Almanacco del Cinturino

Lunetta

La lunetta è l'anello che circonda il cristallo sul lato frontale della cassa: apparentemente semplice, in realtà è uno degli elementi più variabili e tecnicamente densi dell'intero orologio. Prima distinzione da fare: fissa o girevole. La lunetta fissa è parte integrante della struttura della cassa — può portare una scala tachimetrica, come nei cronografi, oppure essere puramente decorativa, come nei Datejust con lunette in oro o con diamanti taglio baguette adattati uno a uno alla geometria irregolare dell'anello. La lunetta girevole aggiunge una funzione di misurazione indipendente dal calibro.

Tra le girevoli, la distinzione più importante è quella tra unidirezionale e bidirezionale. La lunetta unidirezionale ruota solo in senso antiorario: se viene urtata accidentalmente, il tempo segnato aumenta anziché diminuire, per cui il subacqueo legge sempre il tempo rimanente per difetto, mai per eccesso. È un requisito di sicurezza, non un vezzo estetico. Alcuni costruttori — Yema con il bezel-lock del Superman, Squale con il sistema push-to-release della 2001 — aggiungono meccanismi di blocco che impediscono qualsiasi rotazione involontaria. La bidirezionale, invece, gira in entrambi i sensi ed è usata per leggere un secondo fuso orario su scala 24 ore, o per il timing in aviazione.

Esiste poi la lunetta interna, soluzione adottata da Longines sul Legend Diver e da Bremont con il Roto-Click: l'anello graduato è alloggiato sotto il cristallo e azionato da una corona dedicata. Il vantaggio è la protezione totale da sabbia, urti e manipolazioni accidentali; il clic rimane percepibile, ma viene trasmesso attraverso la corona anziché dall'anello esterno.

Sul piano dei materiali, la storia va dalla bachelite degli anni Cinquanta — plastica fenolica usata sui primissimi GMT-Master, oggi ricercatissima dai collezionisti — all'alluminio anodizzato, alla ceramica.
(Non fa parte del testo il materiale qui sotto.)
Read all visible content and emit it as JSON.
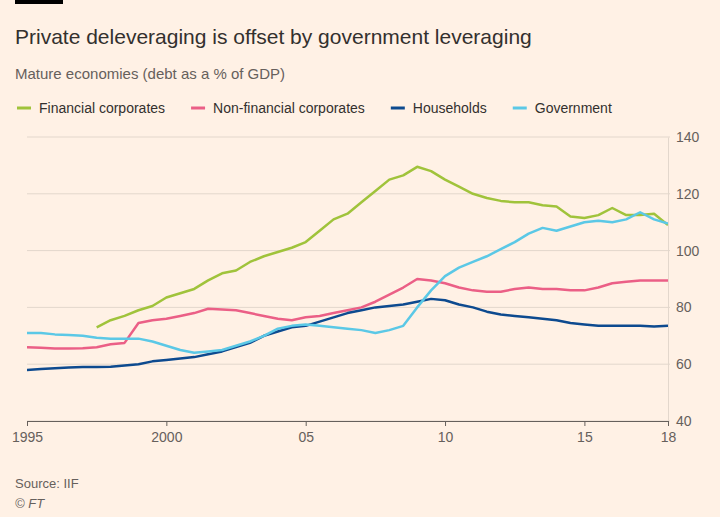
{
  "chart_data": {
    "type": "line",
    "title": "Private deleveraging is offset by government leveraging",
    "subtitle": "Mature economies (debt as a % of GDP)",
    "source": "Source: IIF",
    "credit": "© FT",
    "legend": "top",
    "grid": true,
    "xlim": [
      1995,
      2018
    ],
    "xticks": [
      1995,
      2000,
      {
        "value": 2005,
        "label": "05"
      },
      {
        "value": 2010,
        "label": "10"
      },
      {
        "value": 2015,
        "label": "15"
      },
      {
        "value": 2018,
        "label": "18"
      }
    ],
    "ylim": [
      40,
      140
    ],
    "yticks": [
      40,
      60,
      80,
      100,
      120,
      140
    ],
    "x": [
      1995.0,
      1995.5,
      1996.0,
      1996.5,
      1997.0,
      1997.5,
      1998.0,
      1998.5,
      1999.0,
      1999.5,
      2000.0,
      2000.5,
      2001.0,
      2001.5,
      2002.0,
      2002.5,
      2003.0,
      2003.5,
      2004.0,
      2004.5,
      2005.0,
      2005.5,
      2006.0,
      2006.5,
      2007.0,
      2007.5,
      2008.0,
      2008.5,
      2009.0,
      2009.5,
      2010.0,
      2010.5,
      2011.0,
      2011.5,
      2012.0,
      2012.5,
      2013.0,
      2013.5,
      2014.0,
      2014.5,
      2015.0,
      2015.5,
      2016.0,
      2016.5,
      2017.0,
      2017.5,
      2018.0
    ],
    "series": [
      {
        "name": "Financial corporates",
        "color": "#a0c33b",
        "values": [
          null,
          null,
          null,
          null,
          null,
          73,
          75.5,
          77,
          79,
          80.5,
          83.5,
          85,
          86.5,
          89.5,
          92,
          93,
          96,
          98,
          99.5,
          101,
          103,
          107,
          111,
          113,
          117,
          121,
          125,
          126.5,
          129.5,
          128,
          125,
          122.5,
          120,
          118.5,
          117.5,
          117,
          117,
          116,
          115.5,
          112,
          111.5,
          112.5,
          115,
          112.5,
          112.5,
          113,
          109
        ]
      },
      {
        "name": "Non-financial corporates",
        "color": "#eb5f86",
        "values": [
          66,
          65.8,
          65.5,
          65.5,
          65.6,
          66,
          67,
          67.5,
          74.5,
          75.5,
          76,
          77,
          78,
          79.5,
          79.3,
          79,
          78,
          77,
          76,
          75.5,
          76.5,
          77,
          78,
          79,
          80,
          82,
          84.5,
          87,
          90,
          89.5,
          88.5,
          87,
          86,
          85.5,
          85.5,
          86.5,
          87,
          86.5,
          86.5,
          86,
          86,
          87,
          88.5,
          89,
          89.5,
          89.5,
          89.5
        ]
      },
      {
        "name": "Households",
        "color": "#0d4a8f",
        "values": [
          58,
          58.3,
          58.6,
          58.8,
          59,
          59,
          59.1,
          59.5,
          60,
          61,
          61.5,
          62,
          62.5,
          63.5,
          64.5,
          66,
          67.5,
          70,
          71.5,
          73,
          73.5,
          75,
          76.5,
          78,
          79,
          80,
          80.5,
          81,
          82,
          83,
          82.5,
          81,
          80,
          78.5,
          77.5,
          77,
          76.5,
          76,
          75.5,
          74.5,
          74,
          73.5,
          73.5,
          73.5,
          73.5,
          73.3,
          73.5
        ]
      },
      {
        "name": "Government",
        "color": "#5bc8e6",
        "values": [
          71,
          71,
          70.5,
          70.3,
          70,
          69.3,
          69,
          69,
          69,
          68,
          66.5,
          65,
          64,
          64.5,
          65,
          66.5,
          68,
          70,
          72.5,
          73.5,
          74,
          73.5,
          73,
          72.5,
          72,
          71,
          72,
          73.5,
          80,
          86,
          91,
          94,
          96,
          98,
          100.5,
          103,
          106,
          108,
          107,
          108.5,
          110,
          110.5,
          110,
          111,
          113.5,
          111,
          109.5
        ]
      }
    ]
  }
}
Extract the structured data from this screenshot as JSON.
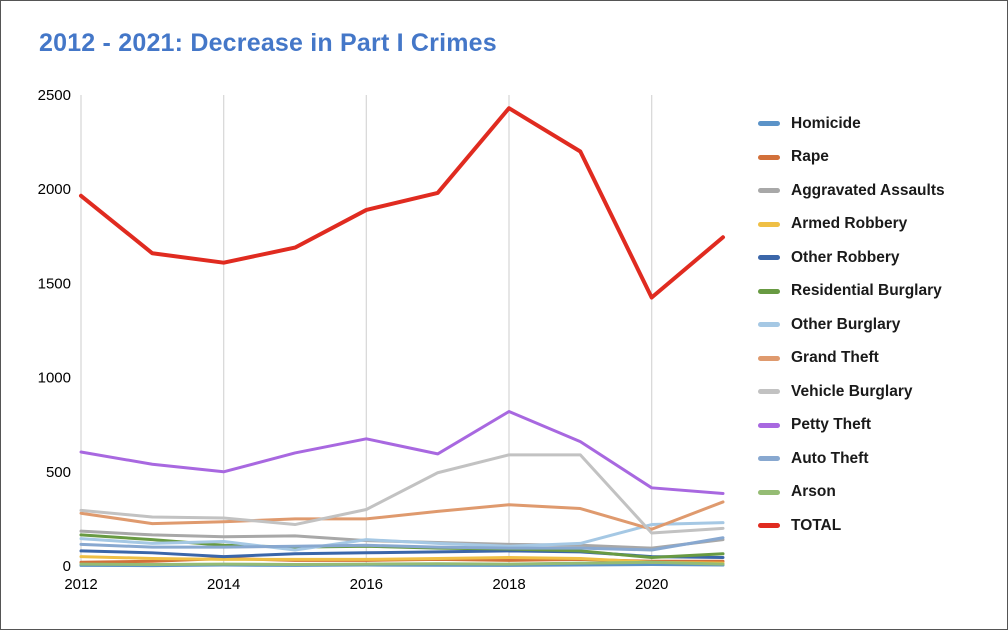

Rolex chiama Cerachrom la propria ceramica monoblocco: antigraffio, resistente ai raggi UV, con incisioni riempite in oro via PVD. Il nuovo Daytona usa una variante a base di zirconia e carburo di tungsteno che vira verso un aspetto metallico. Omega ha usato per lo Speedmaster X-33 Marstimer un alluminio anodizzato ossalico color rosso ematite. Artya ha lavorato il zaffiro con trattamento NanoSapphire per ottenere quattro colori su un unico blocco.

Le lavorazioni superficiali contano quanto il materiale. Il Clou de Paris — motivo a piramidi microscopiche — è una decorazione tradizionale che compare su lunette di manifattura come Piaget. La fresatura knurled crea micro-righe che migliorano la presa. La Super-LumiNova può essere iniettata direttamente nell'inserto per rendere leggibile la scala dei 60 minuti al buio. Dal banco vedo spesso collezionisti che sottovalutano lo stato della lunetta: su un vintage, graffi sul bezel in alluminio o sbiadimento dell'anodizzazione segnalano l'età autentica del pezzo — lucidarla o sostituirla abbatte il valore.